Interviewer: do you have any practical experience in Threadlocal engineering? Tell me about it.

Angela: Yes!

I talked with one of your interviewers before, how did I improve the performance of the forty core rpc interfaces of Alipay system, which is the result of one of the interfaces after tangential flow, and Threadlocal is used.

Interviewer: Well, talk about it.

Angela: I just said that there are more than 40 interfaces that need technical transformation and optimization. The risk is very high. I need to ensure that the business will not be affected after interface switching, which is also called equivalent switching.

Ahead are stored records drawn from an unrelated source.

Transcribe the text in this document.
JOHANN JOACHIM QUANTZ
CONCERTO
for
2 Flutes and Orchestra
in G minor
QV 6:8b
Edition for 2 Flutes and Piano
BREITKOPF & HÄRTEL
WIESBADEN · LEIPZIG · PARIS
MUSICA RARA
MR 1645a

The process is as follows:

  • Define the interface constant names of these more than 40 interfaces according to the business meaning, such as the interface name Alipay quickquick. follow. angela;

  • Cut the flow from low to high according to the flow of the interface, and configure the cutting proportion and user white list of each interface in advance;

  • Cutting flow is also important. First cut according to the white list of userId, and then cut the percentage according to the tail number of userId. If there is no problem at all, then cut it completely;

  • At the entrance of the top-level abstract template method, insert the interface name through ThreadLocal Set interface name;

  • Then I get the interface name through ThreadLocal at the place where I cut the flow, which is used to judge the cut flow of the interface;

Interviewer: last question, if I have many variables in Threadlocal map, don't I have to declare many Threadlocal objects? Is there a good solution.

Angela: our best practice is to make a re encapsulation. Just make the value of ThreadLocalMap into a Map. In this way, only one Threadlocal object is needed.

Interviewer: can you elaborate?

Angela: I can't speak. I'm too tired.

Interviewer: tell me.

Angela: I really don't want to talk.

Interviewer: let's get here first today. You go out of the door and turn right. Go back and wait for the notice!